The first critical steps. If you don't get this part right, the rest of the information on Promote Your Business Now won't do you any good. You may need a few domains. Then you need an place to host the site. Next is picking a content engine, adding the content and finally design.
Domains
Your domain is your business name. They go for under $10 a piece for .com's and usually less for the others. There are a lot more than just .com, .net and .org out there. You want to get a few that are connected to your business - but remember they won't do you any good if you don't use them. One strategy is to get one domain for your business and another with free information connected to your business. If you're a lawyer, you can have one business site and an additional site with free legal tips. If you're an online store, your second site would have free information and even interactivity. An online bookstore can have a second site with free recipes and ebooks (that they're allowed to give away, of course!). Your commercial site will usually end up in the business category and your information-interactive site will end up in better categories (like Free Legal Tips, Food and Cooking, or other hobby-sounding categories).
Content Engine!?
What's a content engine?? Your website needs to be run on some sort of platform. You want something that will allow your website to have lots of features (databases, interactivity and more) and will let you make changes from anywhere in the world. Internet software that does this is called a content engine.
The first choice you need to make is whether to go with commercial or open source content engines. Large companies will usually go with commercial software - there are some excellent ready-to-go content engines out there. A large company will prefer being able to pay the software company extra to help them get started.
Open source is gaining ground since 2000. Why pay for a content engine when there are a few free engines that are often better than the commercial ones? Spend your money on a programmer implementing it, not on the software itself! The most popular one out there is PHP Nuke. We use a flavor of it called Dragonfly.

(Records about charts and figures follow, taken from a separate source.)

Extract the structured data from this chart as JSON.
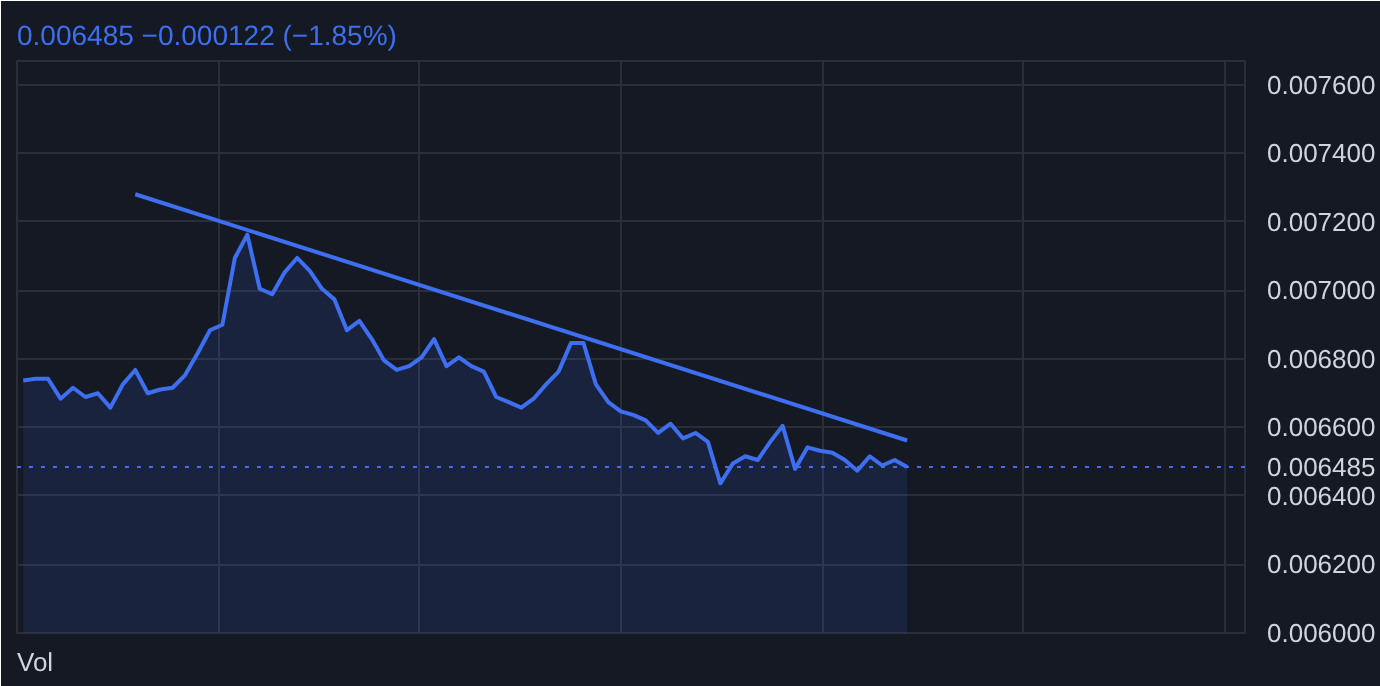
{
  "chart_data": {
    "type": "area",
    "title": "0.006485 −0.000122 (−1.85%)",
    "annotations": [
      "Vol"
    ],
    "categories": [
      null,
      null,
      null,
      null,
      null,
      null,
      null,
      null,
      null,
      null,
      null,
      null,
      null,
      null,
      null,
      null,
      null,
      null,
      null,
      null,
      null,
      null,
      null,
      null,
      null,
      null,
      null,
      null,
      null,
      null,
      null,
      null,
      null,
      null,
      null,
      null,
      null,
      null,
      null,
      null,
      null,
      null,
      null,
      null,
      null,
      null,
      null,
      null,
      null,
      null,
      null,
      null,
      null,
      null,
      null,
      null,
      null,
      null,
      null,
      null,
      null,
      null,
      null,
      null,
      null,
      null,
      null,
      null,
      null,
      null,
      null,
      null
    ],
    "series": [
      {
        "color": "#3d6ff0",
        "values": [
          0.006737,
          0.006742,
          0.006742,
          0.006684,
          0.006716,
          0.006689,
          0.0067,
          0.006658,
          0.006726,
          0.006768,
          0.0067,
          0.006711,
          0.006716,
          0.006753,
          0.006816,
          0.006884,
          0.0069,
          0.007095,
          0.007163,
          0.007005,
          0.006989,
          0.007053,
          0.007095,
          0.007058,
          0.007005,
          0.006974,
          0.006884,
          0.006911,
          0.006858,
          0.006795,
          0.006768,
          0.006779,
          0.006805,
          0.006858,
          0.006779,
          0.006805,
          0.006779,
          0.006763,
          0.006689,
          0.006674,
          0.006658,
          0.006684,
          0.006726,
          0.006763,
          0.006847,
          0.006847,
          0.006726,
          0.006674,
          0.006647,
          0.006637,
          0.006621,
          0.006584,
          0.006611,
          0.006568,
          0.006584,
          0.006558,
          0.006437,
          0.006495,
          0.006516,
          0.006505,
          0.006558,
          0.006605,
          0.006479,
          0.006542,
          0.006532,
          0.006526,
          0.006505,
          0.006474,
          0.006516,
          0.006489,
          0.006505,
          0.006485
        ]
      },
      {
        "type": "line",
        "color": "#3d6ff0",
        "values": [
          null,
          null,
          null,
          null,
          null,
          null,
          null,
          null,
          null,
          0.007281,
          null,
          null,
          null,
          null,
          null,
          null,
          null,
          null,
          null,
          null,
          null,
          null,
          null,
          null,
          null,
          null,
          null,
          null,
          null,
          null,
          null,
          null,
          null,
          null,
          null,
          null,
          null,
          null,
          null,
          null,
          null,
          null,
          null,
          null,
          null,
          null,
          null,
          null,
          null,
          null,
          null,
          null,
          null,
          null,
          null,
          null,
          null,
          null,
          null,
          null,
          null,
          null,
          null,
          null,
          null,
          null,
          null,
          null,
          null,
          null,
          null,
          0.006562
        ]
      }
    ],
    "ref_lines": [
      {
        "axis": "y",
        "value": 0.006485,
        "label": "0.006485",
        "color": "#3d6ff0",
        "line_style": "dotted"
      }
    ],
    "ylim": [
      0.006,
      0.00767
    ],
    "yticks": [
      {
        "value": 0.006,
        "label": "0.006000"
      },
      {
        "value": 0.0062,
        "label": "0.006200"
      },
      {
        "value": 0.0064,
        "label": "0.006400"
      },
      {
        "value": 0.0066,
        "label": "0.006600"
      },
      {
        "value": 0.0068,
        "label": "0.006800"
      },
      {
        "value": 0.007,
        "label": "0.007000"
      },
      {
        "value": 0.0072,
        "label": "0.007200"
      },
      {
        "value": 0.0074,
        "label": "0.007400"
      },
      {
        "value": 0.0076,
        "label": "0.007600"
      }
    ],
    "tick_labels": "y",
    "grid": true
  }
}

I still don't get it, what is a content engine?? Ok, let's use Yahoo as an example. Yahoo has a directory of websites (Yahoo's first gift to the Internet!), but it also has tons of other features. Yahoo also has web mail, forums, chat, polls, articles, shopping and much more. That's an incredible content engine running it all. A good content engine will let your site have all of these features.
Now that you have your domains and you've picked a content engine, you add your content. That could mean adding articles to an information website or adding products to your ecommerce site. Get it done and you'll have something to market!
Hosting Your Site
You want to host your site with an Internet Service Provider who supports your content engine. If you use PHP Nuke, they should be familiar with it and the requirements that come with it. Find out how much it'll cost you per month and how much service will cost you. You don't need your own server at first - a few domains can be hosted without actually owning a server. The biggest mistake beginner's make is overdoing it on technology, programming and web hosting. You can always upgrade things once you have some experience. A good content engine will run itself and let you spend your time adding content and processing orders!